「労働安全コンサルタント」とは
労働安全コンサルタントとは、労働安全衛生法で規定された国家資格です。
毎年10月に実施される筆記試験および翌年1月下旬から2月上旬に実施される口述試験に合格し、登録を受けること
により、労働安全コンサルタントとなることが可能です。
具体的には、「労働安全コンサルタント試験に合格した者は、厚生労働省に備える労働安全コンサルタント名簿に氏名、
事務所の所在地その他厚生労働省令で定める事項の登録を受けて、労働安全コンサルタントとなることができる。」と
規定されています。
また、業務については、「労働安全コンサルタントは、労働安全コンサルタントの名称を用いて、他人の求めに応じ報酬を
得て、労働者の安全の水準の向上を図るため、事業者の安全についての診断及びこれに基づく指導を行うことを業とする。」
と規定されています。
「労働安全コンサルタント」の業務
労働安全コンサルタントの業務は、事業場の安全診断や安全教育および労働安全マネジメントシステムの監査などです。
具体的には、次のような業務が可能です。
(1)事業場の安全診断および指導
労働基準監督署の依頼に基づき、重大な災害が発生した事業場等に対する再発防止対策の立案およびその対策の
実施を行うための指導や実施状況の診断など、事業場の安全水準の向上を図るための支援業務が可能となります。

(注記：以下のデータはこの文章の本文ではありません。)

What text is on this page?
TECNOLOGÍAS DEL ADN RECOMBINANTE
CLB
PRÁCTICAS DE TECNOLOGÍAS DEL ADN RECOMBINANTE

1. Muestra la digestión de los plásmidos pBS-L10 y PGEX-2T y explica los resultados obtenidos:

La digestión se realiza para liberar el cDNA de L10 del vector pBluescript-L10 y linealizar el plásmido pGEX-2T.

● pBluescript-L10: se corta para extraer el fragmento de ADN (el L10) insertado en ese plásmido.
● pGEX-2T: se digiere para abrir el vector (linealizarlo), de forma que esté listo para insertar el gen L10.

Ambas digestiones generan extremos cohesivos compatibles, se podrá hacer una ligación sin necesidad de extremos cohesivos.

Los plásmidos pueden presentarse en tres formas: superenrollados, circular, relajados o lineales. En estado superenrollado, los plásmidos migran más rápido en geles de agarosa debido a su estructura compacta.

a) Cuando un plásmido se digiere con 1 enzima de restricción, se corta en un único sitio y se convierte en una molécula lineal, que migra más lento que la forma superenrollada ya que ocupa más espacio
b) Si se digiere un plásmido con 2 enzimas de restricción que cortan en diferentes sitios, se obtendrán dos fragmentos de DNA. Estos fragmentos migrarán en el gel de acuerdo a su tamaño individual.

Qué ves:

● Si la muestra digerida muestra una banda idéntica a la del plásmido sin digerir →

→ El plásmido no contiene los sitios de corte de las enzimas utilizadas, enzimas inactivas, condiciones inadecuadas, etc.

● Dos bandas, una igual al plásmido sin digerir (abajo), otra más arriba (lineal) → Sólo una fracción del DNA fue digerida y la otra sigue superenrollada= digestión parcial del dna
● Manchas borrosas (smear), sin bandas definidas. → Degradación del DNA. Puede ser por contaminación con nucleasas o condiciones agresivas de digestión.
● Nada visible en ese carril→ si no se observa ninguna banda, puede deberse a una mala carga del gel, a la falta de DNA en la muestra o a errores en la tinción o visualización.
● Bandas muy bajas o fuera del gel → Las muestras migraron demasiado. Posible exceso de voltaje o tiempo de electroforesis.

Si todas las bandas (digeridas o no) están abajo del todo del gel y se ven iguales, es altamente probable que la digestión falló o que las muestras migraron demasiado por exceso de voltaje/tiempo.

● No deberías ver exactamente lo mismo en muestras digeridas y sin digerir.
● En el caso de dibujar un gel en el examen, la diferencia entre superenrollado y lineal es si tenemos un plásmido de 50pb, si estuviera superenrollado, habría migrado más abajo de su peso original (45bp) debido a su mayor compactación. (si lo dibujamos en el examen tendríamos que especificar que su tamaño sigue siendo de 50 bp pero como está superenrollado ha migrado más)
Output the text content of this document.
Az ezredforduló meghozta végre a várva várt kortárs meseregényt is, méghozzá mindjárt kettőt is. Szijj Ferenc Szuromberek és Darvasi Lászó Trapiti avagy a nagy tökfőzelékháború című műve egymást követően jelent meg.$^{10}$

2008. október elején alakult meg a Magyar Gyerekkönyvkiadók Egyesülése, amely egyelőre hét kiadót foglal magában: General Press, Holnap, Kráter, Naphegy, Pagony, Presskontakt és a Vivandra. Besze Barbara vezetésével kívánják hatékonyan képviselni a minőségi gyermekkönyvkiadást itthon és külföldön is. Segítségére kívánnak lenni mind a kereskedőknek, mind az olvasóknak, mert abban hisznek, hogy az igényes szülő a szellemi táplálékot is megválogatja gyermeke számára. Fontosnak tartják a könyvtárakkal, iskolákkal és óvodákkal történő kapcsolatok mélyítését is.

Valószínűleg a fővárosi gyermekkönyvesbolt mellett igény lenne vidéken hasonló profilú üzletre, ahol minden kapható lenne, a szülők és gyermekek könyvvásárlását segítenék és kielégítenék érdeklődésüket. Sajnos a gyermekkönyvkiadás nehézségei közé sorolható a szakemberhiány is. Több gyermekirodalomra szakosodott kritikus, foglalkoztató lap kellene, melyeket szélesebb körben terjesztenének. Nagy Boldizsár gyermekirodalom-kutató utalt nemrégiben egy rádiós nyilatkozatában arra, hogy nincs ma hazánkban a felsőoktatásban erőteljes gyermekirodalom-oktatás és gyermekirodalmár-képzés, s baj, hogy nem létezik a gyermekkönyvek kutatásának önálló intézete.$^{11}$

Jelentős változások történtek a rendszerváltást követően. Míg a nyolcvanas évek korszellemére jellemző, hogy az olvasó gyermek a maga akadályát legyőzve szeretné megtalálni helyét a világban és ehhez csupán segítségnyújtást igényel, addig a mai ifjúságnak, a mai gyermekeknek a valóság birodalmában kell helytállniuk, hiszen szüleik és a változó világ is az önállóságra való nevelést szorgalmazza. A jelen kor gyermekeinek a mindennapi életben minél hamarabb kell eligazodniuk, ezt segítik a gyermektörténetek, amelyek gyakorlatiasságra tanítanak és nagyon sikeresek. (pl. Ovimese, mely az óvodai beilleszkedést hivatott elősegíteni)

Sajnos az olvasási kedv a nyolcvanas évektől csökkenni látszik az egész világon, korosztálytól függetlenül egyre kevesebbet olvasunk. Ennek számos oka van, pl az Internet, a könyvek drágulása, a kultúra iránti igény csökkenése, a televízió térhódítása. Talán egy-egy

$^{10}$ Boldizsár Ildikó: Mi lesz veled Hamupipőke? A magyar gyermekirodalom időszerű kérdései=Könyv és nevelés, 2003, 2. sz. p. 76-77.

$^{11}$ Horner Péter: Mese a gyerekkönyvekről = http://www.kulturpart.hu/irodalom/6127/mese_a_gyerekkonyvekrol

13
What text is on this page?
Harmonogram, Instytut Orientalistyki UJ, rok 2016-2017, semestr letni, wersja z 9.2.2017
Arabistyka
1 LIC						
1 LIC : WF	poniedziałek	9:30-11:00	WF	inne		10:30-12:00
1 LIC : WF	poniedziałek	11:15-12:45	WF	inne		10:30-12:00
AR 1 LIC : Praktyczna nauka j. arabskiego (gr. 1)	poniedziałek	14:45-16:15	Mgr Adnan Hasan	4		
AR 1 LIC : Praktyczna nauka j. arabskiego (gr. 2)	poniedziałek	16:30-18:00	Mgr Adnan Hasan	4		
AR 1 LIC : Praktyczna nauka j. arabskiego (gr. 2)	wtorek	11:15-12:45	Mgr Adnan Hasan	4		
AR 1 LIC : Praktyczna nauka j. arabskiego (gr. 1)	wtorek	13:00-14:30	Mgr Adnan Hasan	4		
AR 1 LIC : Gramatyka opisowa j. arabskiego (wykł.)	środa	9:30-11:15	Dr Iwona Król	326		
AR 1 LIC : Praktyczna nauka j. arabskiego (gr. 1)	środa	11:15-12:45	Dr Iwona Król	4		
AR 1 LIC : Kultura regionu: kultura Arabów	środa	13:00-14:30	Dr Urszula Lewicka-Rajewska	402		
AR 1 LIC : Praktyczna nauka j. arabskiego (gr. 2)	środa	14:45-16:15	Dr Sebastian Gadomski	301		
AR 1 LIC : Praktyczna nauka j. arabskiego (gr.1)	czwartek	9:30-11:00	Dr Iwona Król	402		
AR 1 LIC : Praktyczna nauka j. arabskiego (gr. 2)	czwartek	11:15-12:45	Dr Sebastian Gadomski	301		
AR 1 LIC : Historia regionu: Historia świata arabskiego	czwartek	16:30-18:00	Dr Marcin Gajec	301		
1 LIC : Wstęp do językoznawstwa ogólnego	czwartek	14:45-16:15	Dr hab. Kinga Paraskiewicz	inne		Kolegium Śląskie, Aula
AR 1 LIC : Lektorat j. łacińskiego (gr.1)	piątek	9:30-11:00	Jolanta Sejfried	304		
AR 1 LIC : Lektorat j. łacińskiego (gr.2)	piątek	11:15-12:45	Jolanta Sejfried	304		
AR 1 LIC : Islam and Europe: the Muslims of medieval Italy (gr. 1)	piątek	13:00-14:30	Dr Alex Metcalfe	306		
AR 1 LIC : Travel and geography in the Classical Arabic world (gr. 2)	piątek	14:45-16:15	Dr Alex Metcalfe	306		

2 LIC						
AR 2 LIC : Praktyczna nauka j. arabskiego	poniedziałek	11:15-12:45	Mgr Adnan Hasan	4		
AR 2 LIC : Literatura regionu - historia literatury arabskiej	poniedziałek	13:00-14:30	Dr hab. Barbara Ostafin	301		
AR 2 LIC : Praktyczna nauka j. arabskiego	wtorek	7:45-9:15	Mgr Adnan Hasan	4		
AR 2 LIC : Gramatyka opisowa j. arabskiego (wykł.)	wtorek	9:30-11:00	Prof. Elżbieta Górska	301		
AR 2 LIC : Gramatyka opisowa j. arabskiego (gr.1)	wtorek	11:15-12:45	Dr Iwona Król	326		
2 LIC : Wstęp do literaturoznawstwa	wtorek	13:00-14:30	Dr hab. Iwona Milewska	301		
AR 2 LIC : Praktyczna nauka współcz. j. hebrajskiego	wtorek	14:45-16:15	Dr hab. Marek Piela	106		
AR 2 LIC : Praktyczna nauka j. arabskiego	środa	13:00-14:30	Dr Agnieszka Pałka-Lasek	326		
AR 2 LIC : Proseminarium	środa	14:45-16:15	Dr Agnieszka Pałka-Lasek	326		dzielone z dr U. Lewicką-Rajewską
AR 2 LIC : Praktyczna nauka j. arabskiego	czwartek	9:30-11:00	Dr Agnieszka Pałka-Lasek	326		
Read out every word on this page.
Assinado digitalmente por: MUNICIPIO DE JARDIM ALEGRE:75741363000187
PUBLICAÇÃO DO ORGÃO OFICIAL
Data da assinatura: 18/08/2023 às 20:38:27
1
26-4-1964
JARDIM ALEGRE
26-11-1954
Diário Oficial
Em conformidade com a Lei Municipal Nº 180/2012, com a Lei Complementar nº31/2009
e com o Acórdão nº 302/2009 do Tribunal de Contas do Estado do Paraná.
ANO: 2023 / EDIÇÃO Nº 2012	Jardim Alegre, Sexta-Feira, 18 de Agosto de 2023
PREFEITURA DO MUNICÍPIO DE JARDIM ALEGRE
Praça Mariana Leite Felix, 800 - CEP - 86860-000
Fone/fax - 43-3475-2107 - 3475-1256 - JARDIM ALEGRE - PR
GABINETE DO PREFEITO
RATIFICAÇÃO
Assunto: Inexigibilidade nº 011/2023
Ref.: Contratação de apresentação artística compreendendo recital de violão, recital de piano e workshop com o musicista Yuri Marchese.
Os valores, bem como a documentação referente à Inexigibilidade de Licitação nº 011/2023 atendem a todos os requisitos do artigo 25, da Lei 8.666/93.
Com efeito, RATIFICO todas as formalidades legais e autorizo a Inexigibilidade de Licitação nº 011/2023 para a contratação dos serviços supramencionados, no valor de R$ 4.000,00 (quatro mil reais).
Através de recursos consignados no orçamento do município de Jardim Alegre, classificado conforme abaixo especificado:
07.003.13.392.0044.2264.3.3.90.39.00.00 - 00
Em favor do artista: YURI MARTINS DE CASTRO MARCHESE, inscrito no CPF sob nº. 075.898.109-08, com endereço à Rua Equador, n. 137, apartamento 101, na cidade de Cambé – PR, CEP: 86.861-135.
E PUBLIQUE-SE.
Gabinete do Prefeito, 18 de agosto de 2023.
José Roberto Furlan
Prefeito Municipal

(2)労働安全衛生マネジメントシステムの監査員、評価員
労働安全衛生法第28条の2では、「危険性・有害性等の調査と低減措置を講ずることに努める義務」が規定されており、
リスクの特定と見積り・評価および低減措置の実施が必要となっており、このリスクアセスメントを体系的に実施するツール
である「労働安全衛生マネジメントシステム」の監査(評価)を実施することが可能となります。
また、これらに関して、労働安全マネジメントシステムの構築やリスクアセスメント実施を支援するためのコンサルタントの
業務が可能となります。
(3)安全管理者教育をはじめとする各教育の講師業務
安全管理者になるためには、9時間の研修を行わなければならないことが規定されています。
さらに、「この研修を適切に行うために必要な能力を有する講師により行われるものであること。」と規定されており、労働
安全コンサルタントがその講師の役割を担うことが可能です。
また、安全管理者教育の他に新規入場者教育、特別教育などの講師としての業務が可能です。
(4)外部委託「安全管理者」業務
事業場において、安全管理者を選任するには、適任者に上記(3)に記載した9時間の研修を受講されるか、もしくは
事業場の対象者に代わって外部の委託契約の「労働安全コンサルタント」を指名することができます。
このため、専門の安全管理者の設置が難しい中小規模の事業場や複数の安全管理者が必要な大規模事業場では、
外部の労働安全コンサルタントが必要となります。